When you look at just how far down the "rabbit hole" the case has to go -- how many factors have to turn against you, from the very basic question of being arrested and prosecuted in the first place, to you needing GSR testing to prove your self-defense claim, all the way to the ruling by a judge that he's not going to allow handload testing for GSR purposes when several judges in Bias DID, then the extreme amount of warning and alarm and anxiety over the matter appears to be a tempest in a [strike]teacup[/strike] raindrop.

...add to that, the fact that none of the anti-handload crowd has EVER been able to give an example of where the use of handloads, in a legitimate SD scenario, has been the reason for a bad shoot conviction, tells me that zero cases outta thousands means the probability of it happening is improbable.

Except for the could happens, might happens. Kinda like crossing' a road. You don't cross a road when ten semi's are barrelin' down on you @ 70 MPH, you wait till the traffic has cleared, because there is a 100% chance you will get hit. If you can not see a vehicle in any direction your chances are now 100% that you won't get hit.....by a vehicle. There's always the chance of a meteor. Don't laugh. The probability of that happening using actual data, is greater than goin' to jail for using handloads.
 
I am a reserve deputy, an armed Chaplain in fact. I use Department Ammo in my personal defense guns for both my wife and I. That means Speer Gold Dot. I bought several boxes of each caliber I needed some time back. The Department issues me one box in 40 S&W for my issued duty weapon and we are responsible for our own backup gun's ammo. We are given 60 rounds of 223/5.56 for our patrol rifles.

If we expect to be covered under the department's insurance, we must be using approved ammo. I understand that the average person does not have these same concerns. However, if you can obtain the same brand ammo as your local PD is carrying, it would be a wise decision in my opinion.
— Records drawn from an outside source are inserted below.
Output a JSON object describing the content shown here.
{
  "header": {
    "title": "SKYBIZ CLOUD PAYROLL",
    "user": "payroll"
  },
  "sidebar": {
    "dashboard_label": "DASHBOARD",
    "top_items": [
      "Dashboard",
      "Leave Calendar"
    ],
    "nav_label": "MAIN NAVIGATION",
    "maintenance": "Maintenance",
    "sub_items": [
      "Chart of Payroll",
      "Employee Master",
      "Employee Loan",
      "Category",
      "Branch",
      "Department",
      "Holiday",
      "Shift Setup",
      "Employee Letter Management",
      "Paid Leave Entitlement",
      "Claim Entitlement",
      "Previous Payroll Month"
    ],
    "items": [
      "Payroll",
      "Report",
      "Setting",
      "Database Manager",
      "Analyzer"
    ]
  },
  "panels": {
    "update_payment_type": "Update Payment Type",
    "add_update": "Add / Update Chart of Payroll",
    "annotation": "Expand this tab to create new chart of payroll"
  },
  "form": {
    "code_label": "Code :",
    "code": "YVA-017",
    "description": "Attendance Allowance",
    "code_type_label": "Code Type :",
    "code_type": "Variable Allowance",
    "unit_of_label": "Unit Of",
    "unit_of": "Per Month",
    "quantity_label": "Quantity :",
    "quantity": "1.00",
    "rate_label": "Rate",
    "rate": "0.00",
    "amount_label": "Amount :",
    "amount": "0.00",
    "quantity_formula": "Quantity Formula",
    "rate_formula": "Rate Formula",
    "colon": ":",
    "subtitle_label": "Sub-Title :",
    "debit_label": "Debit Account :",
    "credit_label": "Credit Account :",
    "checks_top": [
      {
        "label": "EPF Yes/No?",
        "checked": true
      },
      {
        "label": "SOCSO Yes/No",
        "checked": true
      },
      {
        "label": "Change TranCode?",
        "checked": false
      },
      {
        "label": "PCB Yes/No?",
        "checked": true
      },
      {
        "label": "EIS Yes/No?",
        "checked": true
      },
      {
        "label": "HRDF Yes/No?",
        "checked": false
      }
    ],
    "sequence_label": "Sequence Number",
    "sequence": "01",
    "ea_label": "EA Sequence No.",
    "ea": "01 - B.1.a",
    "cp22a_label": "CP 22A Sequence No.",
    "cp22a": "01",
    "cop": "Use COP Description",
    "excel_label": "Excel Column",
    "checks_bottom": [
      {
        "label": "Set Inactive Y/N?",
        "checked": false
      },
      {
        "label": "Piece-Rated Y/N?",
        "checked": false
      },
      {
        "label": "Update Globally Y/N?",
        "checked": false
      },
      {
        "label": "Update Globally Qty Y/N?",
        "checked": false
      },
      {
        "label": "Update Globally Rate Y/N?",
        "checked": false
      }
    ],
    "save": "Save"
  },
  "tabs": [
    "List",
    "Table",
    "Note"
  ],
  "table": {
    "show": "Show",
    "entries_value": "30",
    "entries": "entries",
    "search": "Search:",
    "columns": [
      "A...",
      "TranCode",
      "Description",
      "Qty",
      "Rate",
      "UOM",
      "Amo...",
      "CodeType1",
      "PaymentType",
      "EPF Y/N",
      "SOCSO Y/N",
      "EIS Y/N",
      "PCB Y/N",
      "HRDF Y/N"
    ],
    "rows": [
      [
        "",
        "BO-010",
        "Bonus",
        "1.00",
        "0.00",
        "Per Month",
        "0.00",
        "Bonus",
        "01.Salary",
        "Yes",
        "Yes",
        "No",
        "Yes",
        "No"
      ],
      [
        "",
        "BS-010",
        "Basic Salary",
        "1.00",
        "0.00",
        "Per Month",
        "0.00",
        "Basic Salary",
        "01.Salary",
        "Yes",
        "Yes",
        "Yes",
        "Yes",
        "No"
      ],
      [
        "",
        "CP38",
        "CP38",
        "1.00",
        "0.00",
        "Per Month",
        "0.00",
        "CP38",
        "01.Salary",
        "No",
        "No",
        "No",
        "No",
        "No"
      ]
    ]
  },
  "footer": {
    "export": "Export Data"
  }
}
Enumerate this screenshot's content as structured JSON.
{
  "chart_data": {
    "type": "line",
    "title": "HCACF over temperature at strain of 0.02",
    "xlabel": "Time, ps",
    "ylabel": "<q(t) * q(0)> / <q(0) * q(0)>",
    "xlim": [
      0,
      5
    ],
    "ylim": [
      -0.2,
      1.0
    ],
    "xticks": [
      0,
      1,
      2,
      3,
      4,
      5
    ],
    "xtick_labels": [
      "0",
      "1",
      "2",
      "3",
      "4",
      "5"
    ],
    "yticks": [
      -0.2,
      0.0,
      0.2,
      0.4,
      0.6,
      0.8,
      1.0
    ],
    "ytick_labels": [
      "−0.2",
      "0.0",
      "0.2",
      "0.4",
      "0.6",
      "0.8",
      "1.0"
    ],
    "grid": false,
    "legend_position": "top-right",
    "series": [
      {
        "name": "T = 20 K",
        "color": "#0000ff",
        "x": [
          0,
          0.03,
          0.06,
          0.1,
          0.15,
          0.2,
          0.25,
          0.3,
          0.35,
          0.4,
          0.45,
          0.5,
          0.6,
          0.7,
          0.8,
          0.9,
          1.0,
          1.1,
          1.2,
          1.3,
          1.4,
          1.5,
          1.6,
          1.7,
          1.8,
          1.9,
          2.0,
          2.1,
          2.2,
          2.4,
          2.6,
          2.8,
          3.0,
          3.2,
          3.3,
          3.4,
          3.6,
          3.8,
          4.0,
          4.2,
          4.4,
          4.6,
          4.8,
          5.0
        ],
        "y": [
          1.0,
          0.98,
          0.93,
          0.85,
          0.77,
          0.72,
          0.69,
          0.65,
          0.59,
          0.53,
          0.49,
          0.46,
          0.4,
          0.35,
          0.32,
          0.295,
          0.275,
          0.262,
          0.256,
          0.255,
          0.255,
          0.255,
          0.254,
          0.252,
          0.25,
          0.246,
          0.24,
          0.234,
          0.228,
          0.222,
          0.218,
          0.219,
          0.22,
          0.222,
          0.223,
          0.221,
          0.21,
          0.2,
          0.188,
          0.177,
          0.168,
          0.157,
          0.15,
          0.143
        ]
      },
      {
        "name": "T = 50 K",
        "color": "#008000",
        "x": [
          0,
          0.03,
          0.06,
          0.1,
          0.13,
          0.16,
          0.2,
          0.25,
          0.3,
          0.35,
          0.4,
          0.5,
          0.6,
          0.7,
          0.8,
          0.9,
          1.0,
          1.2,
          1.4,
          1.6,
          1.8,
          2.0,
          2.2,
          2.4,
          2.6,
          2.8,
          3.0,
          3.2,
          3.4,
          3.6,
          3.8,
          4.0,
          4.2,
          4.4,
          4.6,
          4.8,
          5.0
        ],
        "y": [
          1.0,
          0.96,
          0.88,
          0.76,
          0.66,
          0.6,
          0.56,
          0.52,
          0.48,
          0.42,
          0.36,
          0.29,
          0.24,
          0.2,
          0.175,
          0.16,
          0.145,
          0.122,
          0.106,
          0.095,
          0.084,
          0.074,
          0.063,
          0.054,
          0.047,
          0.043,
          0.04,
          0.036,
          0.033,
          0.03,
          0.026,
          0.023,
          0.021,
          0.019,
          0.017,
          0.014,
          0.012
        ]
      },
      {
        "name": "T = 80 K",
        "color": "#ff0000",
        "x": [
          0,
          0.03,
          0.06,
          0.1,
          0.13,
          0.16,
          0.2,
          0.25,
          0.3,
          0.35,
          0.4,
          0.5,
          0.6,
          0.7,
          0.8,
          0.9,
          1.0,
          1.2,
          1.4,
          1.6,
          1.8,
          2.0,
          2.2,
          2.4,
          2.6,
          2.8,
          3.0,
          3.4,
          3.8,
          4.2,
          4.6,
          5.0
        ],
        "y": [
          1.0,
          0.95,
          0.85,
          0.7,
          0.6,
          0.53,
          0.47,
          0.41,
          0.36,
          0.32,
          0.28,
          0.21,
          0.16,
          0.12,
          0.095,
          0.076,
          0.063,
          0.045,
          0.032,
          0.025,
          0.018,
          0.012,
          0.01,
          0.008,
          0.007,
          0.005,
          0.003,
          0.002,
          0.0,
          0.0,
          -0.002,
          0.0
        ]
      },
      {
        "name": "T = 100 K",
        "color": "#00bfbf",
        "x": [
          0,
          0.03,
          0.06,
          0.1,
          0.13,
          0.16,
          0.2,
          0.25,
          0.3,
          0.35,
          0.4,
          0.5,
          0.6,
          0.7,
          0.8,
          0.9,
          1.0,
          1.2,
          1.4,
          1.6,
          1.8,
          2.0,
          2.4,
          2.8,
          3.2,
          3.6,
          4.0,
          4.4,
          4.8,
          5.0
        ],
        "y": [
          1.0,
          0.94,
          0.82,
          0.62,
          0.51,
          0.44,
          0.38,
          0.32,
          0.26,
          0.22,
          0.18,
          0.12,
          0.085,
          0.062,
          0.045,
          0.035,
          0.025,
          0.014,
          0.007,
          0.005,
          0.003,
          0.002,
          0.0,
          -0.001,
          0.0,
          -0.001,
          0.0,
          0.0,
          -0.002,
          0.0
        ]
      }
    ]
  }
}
I, like many of you, reload. If I run out of my issue ammo, and there are still bad guys around, I will use whatever I have to stay alive and deal with the consequences afterward.
 
I really hate to put it quite this way, but that statement indicates a lack of understanding of the principles of both legal principles and risk analysis.
Well, your opinion is noted. I, too, hate to put it quite this way, but your statement indicates a lack of understanding of the question at hand.

Are there any?
No one in this thread - not you or Frank or anyone else - has been able to provide a single example of any legal ramifications from the use of handloads. That is the point of my statement. Yet somehow it's the rest of us who don't understand? We can speculate for days, as we've done here, as to the possibilities and potential risks of anything. But it seems to me that if after 100 years of reloading there are no cases to cite any negative legal consequences, then this is all purely unfounded speculation.

I stand by my statement until you can prove it otherwise.